IN 2017 The U.S. Department of Labor, Wage and Hour division stated the following during a liaison meeting with American Immigration Lawyers Association
10. Many H-1B workers are now working remotely from their homes, instead of the employer’s office. If the employer has an LCA for its office but then will allow the H-1B worker to work remotely from home in a geographic area of employment that is not covered by the LCA, is the employer required to file a new LCA prior to the H-1B worker being allowed to work from home (assuming that the short-term placement option does not apply)? Is an employer required to complete the LCA notifications for an H-1B worker who will be working from home? If so, how/where should these notifications be posted at the H-1B employee’s home?

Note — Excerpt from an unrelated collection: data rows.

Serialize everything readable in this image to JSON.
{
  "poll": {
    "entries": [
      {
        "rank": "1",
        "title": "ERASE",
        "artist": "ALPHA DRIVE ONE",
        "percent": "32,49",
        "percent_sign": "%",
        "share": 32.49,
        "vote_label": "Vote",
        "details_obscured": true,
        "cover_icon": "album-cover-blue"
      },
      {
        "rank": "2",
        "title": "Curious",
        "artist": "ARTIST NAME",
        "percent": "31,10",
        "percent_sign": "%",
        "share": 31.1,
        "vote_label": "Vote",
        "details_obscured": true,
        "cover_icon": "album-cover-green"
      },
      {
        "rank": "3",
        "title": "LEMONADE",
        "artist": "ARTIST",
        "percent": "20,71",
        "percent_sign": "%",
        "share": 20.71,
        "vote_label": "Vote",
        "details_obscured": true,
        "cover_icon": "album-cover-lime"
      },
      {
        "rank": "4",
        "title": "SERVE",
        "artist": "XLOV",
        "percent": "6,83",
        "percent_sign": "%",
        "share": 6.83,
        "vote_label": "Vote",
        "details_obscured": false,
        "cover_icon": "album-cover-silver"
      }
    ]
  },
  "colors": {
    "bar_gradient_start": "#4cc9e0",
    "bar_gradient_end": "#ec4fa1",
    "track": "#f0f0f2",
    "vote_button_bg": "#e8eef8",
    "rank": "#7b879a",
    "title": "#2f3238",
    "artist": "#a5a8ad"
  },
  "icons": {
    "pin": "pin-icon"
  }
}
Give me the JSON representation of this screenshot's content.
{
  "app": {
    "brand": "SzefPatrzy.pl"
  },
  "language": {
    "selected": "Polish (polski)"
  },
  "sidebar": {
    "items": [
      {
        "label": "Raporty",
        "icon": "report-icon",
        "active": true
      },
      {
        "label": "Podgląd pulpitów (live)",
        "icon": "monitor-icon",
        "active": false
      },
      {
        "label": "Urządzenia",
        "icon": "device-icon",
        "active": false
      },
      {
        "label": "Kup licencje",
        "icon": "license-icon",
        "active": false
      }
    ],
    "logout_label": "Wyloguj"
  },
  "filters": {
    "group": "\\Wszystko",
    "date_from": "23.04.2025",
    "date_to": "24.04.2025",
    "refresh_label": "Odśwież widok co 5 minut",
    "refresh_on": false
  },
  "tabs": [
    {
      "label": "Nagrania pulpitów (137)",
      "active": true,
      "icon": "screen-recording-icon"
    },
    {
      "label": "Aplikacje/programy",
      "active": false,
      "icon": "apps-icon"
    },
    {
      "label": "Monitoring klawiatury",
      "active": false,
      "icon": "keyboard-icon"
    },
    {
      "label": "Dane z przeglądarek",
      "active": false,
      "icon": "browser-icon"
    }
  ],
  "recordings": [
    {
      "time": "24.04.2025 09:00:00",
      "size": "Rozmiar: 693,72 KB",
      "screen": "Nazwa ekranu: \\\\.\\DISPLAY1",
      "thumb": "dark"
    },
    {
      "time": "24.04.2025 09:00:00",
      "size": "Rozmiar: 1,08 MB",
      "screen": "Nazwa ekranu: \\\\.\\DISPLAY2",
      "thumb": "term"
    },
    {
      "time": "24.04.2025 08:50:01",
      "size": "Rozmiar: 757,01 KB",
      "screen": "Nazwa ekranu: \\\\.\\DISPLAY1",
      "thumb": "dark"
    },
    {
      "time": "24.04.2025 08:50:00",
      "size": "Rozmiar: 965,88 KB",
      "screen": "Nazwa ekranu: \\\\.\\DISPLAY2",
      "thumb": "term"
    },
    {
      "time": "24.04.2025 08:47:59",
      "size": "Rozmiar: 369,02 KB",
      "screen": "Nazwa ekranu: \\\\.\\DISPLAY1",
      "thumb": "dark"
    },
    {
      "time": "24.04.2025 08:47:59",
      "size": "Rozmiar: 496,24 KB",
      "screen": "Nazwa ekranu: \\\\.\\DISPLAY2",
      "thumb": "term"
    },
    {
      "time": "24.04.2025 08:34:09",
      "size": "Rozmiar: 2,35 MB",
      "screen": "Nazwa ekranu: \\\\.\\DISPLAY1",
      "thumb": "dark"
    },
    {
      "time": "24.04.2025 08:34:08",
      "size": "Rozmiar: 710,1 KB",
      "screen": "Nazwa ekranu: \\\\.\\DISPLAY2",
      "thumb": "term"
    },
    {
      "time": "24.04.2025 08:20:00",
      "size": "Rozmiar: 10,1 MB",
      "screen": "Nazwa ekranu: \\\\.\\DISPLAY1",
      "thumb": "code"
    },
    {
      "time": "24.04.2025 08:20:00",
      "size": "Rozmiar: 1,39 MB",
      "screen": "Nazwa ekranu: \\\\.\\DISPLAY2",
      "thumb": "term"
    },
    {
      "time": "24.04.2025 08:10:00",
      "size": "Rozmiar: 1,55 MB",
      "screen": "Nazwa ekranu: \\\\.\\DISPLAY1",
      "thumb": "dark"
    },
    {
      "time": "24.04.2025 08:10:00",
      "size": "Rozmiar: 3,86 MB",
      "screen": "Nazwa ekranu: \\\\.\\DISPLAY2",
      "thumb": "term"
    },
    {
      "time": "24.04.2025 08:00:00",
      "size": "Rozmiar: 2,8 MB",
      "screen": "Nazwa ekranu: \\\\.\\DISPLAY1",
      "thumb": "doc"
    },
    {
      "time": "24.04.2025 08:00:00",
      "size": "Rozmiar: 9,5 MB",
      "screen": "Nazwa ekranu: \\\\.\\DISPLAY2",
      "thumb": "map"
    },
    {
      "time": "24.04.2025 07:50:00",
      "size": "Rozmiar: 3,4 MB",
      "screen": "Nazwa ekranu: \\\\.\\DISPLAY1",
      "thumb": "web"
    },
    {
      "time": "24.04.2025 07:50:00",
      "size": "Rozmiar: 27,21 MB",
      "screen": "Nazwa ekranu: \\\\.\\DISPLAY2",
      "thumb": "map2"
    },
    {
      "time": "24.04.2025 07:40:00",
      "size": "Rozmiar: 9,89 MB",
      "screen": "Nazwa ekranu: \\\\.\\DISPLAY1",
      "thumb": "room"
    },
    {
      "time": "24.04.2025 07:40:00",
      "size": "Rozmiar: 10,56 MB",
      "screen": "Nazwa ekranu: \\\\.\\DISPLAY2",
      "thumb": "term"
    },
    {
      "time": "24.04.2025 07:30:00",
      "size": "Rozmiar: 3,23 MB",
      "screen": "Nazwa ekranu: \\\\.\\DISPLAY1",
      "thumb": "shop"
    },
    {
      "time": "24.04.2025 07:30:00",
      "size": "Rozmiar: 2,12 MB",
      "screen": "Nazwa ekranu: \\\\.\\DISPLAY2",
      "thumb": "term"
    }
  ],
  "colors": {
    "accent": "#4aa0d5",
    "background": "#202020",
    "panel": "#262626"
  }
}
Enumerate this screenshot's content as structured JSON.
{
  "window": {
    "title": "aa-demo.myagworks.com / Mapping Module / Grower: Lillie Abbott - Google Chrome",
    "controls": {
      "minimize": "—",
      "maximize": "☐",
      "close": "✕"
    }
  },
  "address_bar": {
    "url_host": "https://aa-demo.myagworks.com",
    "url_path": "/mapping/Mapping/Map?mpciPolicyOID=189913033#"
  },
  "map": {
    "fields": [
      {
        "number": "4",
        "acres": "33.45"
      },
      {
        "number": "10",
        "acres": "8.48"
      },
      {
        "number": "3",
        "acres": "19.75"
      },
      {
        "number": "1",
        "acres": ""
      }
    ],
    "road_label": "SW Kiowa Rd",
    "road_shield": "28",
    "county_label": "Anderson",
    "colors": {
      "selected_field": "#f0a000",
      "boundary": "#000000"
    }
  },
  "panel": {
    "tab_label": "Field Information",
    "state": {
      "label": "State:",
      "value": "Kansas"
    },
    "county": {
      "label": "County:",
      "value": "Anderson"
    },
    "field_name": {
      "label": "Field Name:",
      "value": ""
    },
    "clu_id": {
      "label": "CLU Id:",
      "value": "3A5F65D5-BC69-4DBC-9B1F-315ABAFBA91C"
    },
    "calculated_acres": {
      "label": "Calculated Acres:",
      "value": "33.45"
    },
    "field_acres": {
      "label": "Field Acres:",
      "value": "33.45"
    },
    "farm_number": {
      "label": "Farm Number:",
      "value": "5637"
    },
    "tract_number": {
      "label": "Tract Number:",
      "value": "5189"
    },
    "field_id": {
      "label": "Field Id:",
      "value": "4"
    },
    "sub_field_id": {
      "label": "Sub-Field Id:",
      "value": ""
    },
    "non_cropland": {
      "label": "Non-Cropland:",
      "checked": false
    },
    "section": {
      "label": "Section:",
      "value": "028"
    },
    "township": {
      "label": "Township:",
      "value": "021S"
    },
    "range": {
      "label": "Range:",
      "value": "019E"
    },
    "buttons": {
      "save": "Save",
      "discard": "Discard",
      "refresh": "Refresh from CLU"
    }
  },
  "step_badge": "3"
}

WHD Response: WHD does not expect employees to post at their houses. If the worker will be working at HQ and at home, the employer should post at HQ. Unless one of the short-term placement exceptions apply, the employer will need to file a new LCA for the employee’s home location if the employee will be working at a home location that is not within normal commuting distance of the location on the existing LCA covering the employee.
IF WORKING FROM HOME
Despite the above statement it is advisable to post (as soon as practical and no later than 30 calendar days after the worker begins work at the new worksite locations,) the LCA at the home for 10 consecutive days, and send a posting to the employer for placement in the employer’s Public Access File. Employee should take photos of the posting both the first and last days of posting, preferably with a date stamp, as well as indicate the home address to ensure the alternative worksite is within the MSA.
IF A NEW LCA NEEDS TO BE FILED FOR ANY REASON
LCA’s can be filed only after they have been posted. So post the LCA at the employee’s home and if employee later joins work at a client site within same MSA repost LCA at client site, without filing a new LCA or H-1B amendment.
REDUCTION IN HOURS
Reduction in hours (short-term or long-term) for H-1B workers is a material change and requires filing a new Labor Condition Application (LCA) and H-1B amendment if filed as a full-time position.
REDUCTION IN PAY
Wage cannot drop below the prevailing wage or what the employer is paying other similarly situated other employees within the same MSA for the same position. The pay has to meet pro rated required wage for the pay period, one cannot just catch up on the wage later in the year.
TERMINATION
A termination is effective only after three of the following have been fulfilled: 1. notification of employee 2. Notification of USCIS 3. Offered the employee the cost of return transport to the home country. Employer will be considered liable for wage until all 3 steps are completed.